HACKER Q&A
📣 doctoroctogon

Plant-Based Diet?


I just watched The Game Changers which praises the benefits of a plant based diet and claims a significant amount of scientific consensus around its health benefits. What’s the healthiest proportion of meat in a diet? Majority/minimal/0 calories?


  👤 hannob Accepted Answer ✓
I don't know that movie, but there is no such consensus.

What I take from people who know this stuff better than I do: There's reasonably good evidence that a diet should have a large amount of vegetables and fruit. There's controversial evidence that red meat is particularly bad.

However the big issue with meat in the diet is not health, it's climate. It's pretty clear that on average meat has a much higher carbon footprint than plant-based food, while some forms (particularly beef) stand out as particularly bad.


👤 wdroz
I'm following a Keto diet where I eat meat 2 times a day.

I'm dissatisfied with the state of the science behind the impact of meat on both health and climate. If you search papers/studies on this, you'll find diverging answers.

Pros plant-based people have the movie "The game changers", Pros meat-based people have the movie "The magic pill". You can find a lot of articles that praise/criticize both movies.


👤 tuesday20
I am a vegetarian and I don’t have much idea about how much meat one should have, health wise.

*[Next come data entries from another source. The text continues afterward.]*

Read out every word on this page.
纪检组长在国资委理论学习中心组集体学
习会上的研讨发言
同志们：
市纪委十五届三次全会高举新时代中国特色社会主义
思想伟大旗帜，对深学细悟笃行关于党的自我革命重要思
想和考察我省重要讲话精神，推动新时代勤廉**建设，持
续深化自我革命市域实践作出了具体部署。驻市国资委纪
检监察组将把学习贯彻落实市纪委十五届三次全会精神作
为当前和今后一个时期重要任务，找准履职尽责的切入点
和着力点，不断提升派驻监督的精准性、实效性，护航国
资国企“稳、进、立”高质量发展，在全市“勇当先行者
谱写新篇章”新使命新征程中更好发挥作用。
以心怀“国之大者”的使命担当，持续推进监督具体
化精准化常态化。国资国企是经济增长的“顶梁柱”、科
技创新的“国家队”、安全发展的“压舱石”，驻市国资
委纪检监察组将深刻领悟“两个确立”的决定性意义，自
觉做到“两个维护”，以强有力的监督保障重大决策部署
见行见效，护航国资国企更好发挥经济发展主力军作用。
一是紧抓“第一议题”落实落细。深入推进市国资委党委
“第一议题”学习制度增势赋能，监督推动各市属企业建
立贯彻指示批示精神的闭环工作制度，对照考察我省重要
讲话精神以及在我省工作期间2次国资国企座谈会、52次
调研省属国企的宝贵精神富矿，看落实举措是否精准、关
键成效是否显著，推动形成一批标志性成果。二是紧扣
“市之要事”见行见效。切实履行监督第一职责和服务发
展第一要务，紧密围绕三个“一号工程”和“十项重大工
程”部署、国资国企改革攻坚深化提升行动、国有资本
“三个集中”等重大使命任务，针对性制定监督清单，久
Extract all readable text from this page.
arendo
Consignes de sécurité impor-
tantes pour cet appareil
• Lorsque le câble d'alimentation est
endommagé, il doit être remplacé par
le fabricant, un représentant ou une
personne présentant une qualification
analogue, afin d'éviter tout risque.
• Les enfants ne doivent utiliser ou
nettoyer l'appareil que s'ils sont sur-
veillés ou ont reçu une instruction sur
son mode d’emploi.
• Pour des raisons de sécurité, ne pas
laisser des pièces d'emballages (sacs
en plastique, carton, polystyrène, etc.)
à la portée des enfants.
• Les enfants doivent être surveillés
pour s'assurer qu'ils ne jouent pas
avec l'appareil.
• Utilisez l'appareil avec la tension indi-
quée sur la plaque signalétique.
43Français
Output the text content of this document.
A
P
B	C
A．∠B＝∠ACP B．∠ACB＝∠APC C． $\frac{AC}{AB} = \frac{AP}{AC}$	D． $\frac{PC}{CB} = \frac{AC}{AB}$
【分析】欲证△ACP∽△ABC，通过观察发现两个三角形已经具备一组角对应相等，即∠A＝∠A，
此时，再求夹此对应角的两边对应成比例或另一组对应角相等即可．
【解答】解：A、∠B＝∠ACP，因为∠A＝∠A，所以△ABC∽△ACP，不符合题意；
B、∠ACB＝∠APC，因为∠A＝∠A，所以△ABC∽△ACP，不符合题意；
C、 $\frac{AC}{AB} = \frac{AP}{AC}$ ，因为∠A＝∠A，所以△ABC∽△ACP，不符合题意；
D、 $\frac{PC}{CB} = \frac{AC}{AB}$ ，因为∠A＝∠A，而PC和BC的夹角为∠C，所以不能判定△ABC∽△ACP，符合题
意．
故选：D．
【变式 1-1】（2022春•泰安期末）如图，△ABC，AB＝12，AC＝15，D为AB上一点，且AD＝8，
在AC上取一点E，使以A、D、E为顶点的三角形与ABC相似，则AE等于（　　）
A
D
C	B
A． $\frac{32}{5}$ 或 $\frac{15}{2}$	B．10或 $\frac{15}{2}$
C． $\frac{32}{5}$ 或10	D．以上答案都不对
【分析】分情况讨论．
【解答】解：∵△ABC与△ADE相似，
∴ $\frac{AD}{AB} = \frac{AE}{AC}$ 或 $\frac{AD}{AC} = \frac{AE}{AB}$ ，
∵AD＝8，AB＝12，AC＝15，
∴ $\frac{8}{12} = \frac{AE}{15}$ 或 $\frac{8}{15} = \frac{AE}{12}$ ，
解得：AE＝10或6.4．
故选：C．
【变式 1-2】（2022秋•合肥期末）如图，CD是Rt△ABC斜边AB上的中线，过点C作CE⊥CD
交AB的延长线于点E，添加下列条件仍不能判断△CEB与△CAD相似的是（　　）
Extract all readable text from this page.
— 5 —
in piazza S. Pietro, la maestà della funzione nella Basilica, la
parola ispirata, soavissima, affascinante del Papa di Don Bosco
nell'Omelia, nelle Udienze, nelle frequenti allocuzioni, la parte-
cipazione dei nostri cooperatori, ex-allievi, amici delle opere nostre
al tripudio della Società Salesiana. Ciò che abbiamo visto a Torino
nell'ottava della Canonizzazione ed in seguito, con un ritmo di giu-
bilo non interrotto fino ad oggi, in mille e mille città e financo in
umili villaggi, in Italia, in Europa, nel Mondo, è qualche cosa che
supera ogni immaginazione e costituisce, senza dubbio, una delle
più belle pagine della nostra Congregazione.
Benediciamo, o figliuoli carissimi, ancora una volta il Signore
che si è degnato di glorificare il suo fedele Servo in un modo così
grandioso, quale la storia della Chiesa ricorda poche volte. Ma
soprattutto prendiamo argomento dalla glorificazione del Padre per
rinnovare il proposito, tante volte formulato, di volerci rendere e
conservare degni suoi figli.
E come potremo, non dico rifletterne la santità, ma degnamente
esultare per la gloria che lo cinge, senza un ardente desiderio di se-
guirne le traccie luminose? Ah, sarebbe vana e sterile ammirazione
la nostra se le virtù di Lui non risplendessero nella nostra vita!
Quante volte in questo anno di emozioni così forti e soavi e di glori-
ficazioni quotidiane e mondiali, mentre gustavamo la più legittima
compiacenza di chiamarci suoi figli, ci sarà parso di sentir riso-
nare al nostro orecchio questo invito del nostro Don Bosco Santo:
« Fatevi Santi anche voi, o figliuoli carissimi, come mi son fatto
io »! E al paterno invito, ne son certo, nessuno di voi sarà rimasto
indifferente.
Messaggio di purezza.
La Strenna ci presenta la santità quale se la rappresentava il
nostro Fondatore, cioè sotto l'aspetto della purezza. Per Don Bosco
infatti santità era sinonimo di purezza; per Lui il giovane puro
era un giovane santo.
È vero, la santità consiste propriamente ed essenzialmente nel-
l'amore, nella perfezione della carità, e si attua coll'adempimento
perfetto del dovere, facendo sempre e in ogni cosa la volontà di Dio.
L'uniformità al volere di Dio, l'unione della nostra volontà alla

What is very clear is that eating meat has a massive bad influence on the environment.

Majority of crops grown are for animals not humans. These animals then become hamburgers and such. The amount of energy it takes to kill, process, transport, refrigerate etc is mind boggling. Not to mention pollution.

For this reason alone, it would make sense to eat less meat, if not quit.


👤 helph67
There's lots of research based evidence that the Mediterranean diet can result in a healthy, long life. https://neurosciencenews.com/aging-blood-cognition-nutrients... https://www.abc.net.au/radionational/programs/allinthemind/t...

👤 seanwilson
If there's no strong evidence of a large effect one way or the other and everyone has their own anecdotes pointing in different directions, is it really worth worrying about? If you can say anything, it's that humans are highly adaptable to many different diets like no meat, high meat, low carb, high carb etc.

Reducing meat is one of the biggest ways to reduce your own personal carbon footprint and reduce animal suffering. Those two reasons are good enough.


👤 meiraleal
About the "carbon foot-print" of meat, that is far from conclusive. Most of the crops are NOT raised to feed cattle. What goes to cattle is the waste after these crops are processed, mainly to remove the vegetable oil, starch and some proteins from soy and corn for human consumption, mainly for: fast-foods, candies, fake food (milk, burgers, etc), tofu, soy sauce.

👤 jmnicolas
After looking at it for a while, I came to the conclusion that most (emphasis on 'most'. The problem is to know which one is) dietetic science is junk and that we're more in religious territory than anything else.

So if I was you, I would do whatever feels reasonable (maybe meat 2 times a week, drastically reduced amount of processed foods, particularly sugar etc).

IMHO in diets like in politics the danger is always in the extremes. I wouldn't go full vegan but I wouldn't eat meat 3 times a day either.


👤 gus_massa
> significant amount of scientific consensus

This is a very weird expression. Is there consensus or not? Always ask for evidence, not appeal to authority.


👤 kleer001
What is meant by meat?

Eggs? Milk? Fish?

Mostly it comes down to essential vitamins like B-12 that are all up in the meat biz.

There are cultures that have been vegetarian for millennia. Ref parts of India.